Ace article from local Brighton Blog ‘Kids Activity Vouchers’ reviewing the recent Exploring Senses Toy Hacking event at Hove Museum……big thanks to the writer of the article, who helped make the day happen!!: )
Last week I took three girls aged 8, 8 and 5 to Toys Arrrrgh Us – a toy hacking workshop that took place in Hove Library alongside the My Favourite Toy exhibition.
I don’t completely hate toys, but if I did, then this is the place to go to get revenge on all the toys that have driven me to distraction over the years. You know the ones I mean: the £80 box set of plastic bits and pieces most of which are now lost around the house and up the hoover, the naked, limbless, short haired Barbies, the really expensive walking cats and dogs that got played with for less than a week and finally the cuddly toys that someone else won at the fair and kindly gave to the kids.
Run by Exploring Senses, the toy hacking workshop is an opportunity for children to get really creative with toys.
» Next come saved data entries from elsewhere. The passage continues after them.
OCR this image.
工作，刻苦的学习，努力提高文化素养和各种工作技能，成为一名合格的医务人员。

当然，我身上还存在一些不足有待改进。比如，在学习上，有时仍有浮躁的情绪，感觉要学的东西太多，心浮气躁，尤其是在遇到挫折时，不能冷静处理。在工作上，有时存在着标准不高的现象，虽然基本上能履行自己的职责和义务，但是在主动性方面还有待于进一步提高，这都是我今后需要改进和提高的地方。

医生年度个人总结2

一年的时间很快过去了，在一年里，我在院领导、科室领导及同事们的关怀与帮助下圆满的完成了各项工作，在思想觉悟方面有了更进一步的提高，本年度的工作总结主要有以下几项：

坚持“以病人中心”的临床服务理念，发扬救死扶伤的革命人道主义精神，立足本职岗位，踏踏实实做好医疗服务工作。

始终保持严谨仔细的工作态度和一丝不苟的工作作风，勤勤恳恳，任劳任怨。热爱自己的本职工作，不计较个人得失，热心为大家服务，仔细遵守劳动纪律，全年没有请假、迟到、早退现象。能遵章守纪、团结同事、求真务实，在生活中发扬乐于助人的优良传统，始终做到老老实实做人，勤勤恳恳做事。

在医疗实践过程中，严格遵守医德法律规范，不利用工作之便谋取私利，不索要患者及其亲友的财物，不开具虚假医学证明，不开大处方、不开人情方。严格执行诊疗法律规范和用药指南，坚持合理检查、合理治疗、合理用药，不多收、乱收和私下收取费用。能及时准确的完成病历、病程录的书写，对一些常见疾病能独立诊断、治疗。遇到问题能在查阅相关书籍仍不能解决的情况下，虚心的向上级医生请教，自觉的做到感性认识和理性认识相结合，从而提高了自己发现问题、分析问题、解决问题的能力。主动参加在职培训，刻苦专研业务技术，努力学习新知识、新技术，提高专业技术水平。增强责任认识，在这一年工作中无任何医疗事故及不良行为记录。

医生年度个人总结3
On entering there are large buckets of toys which are divided into hard plastic toys and soft cuddly toys. It’s not for the faint hearted as the buckets contain not only whole toys but a random selection of heads, arms and legs left behind from making other toys. The girls chose a selection of cuddly toys then took them over to the work benches to start deconstructing and recreating them. They were quite ruthless. A Dalmatian quickly lost its head, stuffing
and paws to become a coat for another dog. A Barbie leg was hacksawed off to become a coat hook. Next at the hacksaw bench was Shrek who lost his head as well as a leg. Then, using a needle and thread and glue guns the deconstructed toys started to take shape and get new lives. A womble got crossed with a rabbit, a gorilla with a pig and a few other toys that I couldn’t even recognise came into their own as new characters.
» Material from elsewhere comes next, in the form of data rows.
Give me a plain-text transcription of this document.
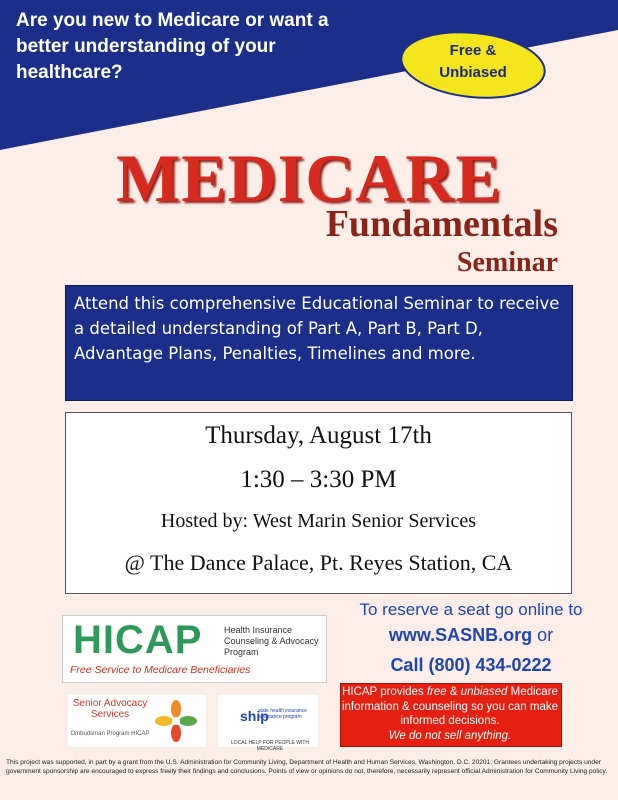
Are you new to Medicare or want a better understanding of your healthcare?
Free &
Unbiased
MEDICARE
Fundamentals
Seminar
Attend this comprehensive Educational Seminar to receive a detailed understanding of Part A, Part B, Part D, Advantage Plans, Penalties, Timelines and more.
Thursday, August 17th
1:30 – 3:30 PM
Hosted by: West Marin Senior Services
@ The Dance Palace, Pt. Reyes Station, CA
To reserve a seat go online to
www.SASNB.org or
Call (800) 434-0222
HICAP provides free & unbiased Medicare information & counseling so you can make informed decisions.
We do not sell anything.
HICAP Health Insurance Counseling & Advocacy Program
Free Service to Medicare Beneficiaries
Senior Advocacy Services
Ombudsman Program HICAP
ship
state health insurance assistance program
LOCAL HELP FOR PEOPLE WITH MEDICARE
This project was supported, in part by a grant from the U.S. Administration for Community Living, Department of Health and Human Services, Washington, D.C. 20201. Grantees undertaking projects under government sponsorship are encouraged to express freely their findings and conclusions. Points of view or opinions do not, therefore, necessarily represent official Administration for Community Living policy.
Hannah Coxeter and David Allistone run Exploring Senses as a not for profit arts organisation. It is a great example of how recycling and reusing things can have social as well as environmental benefits. The toys used at the workshop I attended were donated by the Emmaus Charity for the homeless in Brighton for whom in turn Exploring Senses provide arts workshops. Exploring Senses work with Community Groups, Charities, Museums and youth groups (amongst others) using their unique brand of art and crafts to build, communicate and share ideas. Their flyer says:
Remember you were once a womble
“We aim to raise people’s aspirations, increase personal development skills and encourage creative collaborative learning, through holistic and inclusive activities and events.”
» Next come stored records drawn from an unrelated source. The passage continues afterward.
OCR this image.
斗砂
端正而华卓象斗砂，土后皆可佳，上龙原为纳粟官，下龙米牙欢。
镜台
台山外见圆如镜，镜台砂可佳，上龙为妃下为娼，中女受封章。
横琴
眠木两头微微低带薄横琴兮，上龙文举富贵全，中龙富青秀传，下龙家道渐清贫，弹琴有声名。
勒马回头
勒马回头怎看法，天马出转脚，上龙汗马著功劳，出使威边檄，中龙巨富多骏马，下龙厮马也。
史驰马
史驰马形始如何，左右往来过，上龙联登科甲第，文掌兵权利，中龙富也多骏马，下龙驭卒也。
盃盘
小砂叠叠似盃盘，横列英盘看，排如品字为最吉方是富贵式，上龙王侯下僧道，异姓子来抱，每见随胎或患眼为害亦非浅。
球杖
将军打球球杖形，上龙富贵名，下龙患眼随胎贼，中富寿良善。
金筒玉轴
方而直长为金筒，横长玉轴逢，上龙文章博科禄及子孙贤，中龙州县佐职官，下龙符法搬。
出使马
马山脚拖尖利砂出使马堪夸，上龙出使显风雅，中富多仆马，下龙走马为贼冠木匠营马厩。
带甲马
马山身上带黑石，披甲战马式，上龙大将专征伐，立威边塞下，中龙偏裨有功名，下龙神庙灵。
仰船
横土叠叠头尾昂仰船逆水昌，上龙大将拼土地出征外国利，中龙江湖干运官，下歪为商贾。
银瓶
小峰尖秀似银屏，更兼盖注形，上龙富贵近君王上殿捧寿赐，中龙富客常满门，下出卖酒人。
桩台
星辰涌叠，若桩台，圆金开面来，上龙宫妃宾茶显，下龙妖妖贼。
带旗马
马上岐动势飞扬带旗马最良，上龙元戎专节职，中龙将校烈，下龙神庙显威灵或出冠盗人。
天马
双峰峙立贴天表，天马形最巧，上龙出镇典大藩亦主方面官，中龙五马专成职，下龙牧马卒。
Well it worked for us. The proof of this was the creativity that it inspired in them. When we got home they immediately launched into the recycling box and suddenly old bottles became space rockets, shoe boxes became robots and they are now planning an exhibition of toys that can be recycled and made. All the girls really loved the time they spent at the workshop. They absolutely love the toys they brought home as they are unique and they made them themselves. They could have spent all day doing this if we’d have had the time and they can’t wait to do it all again.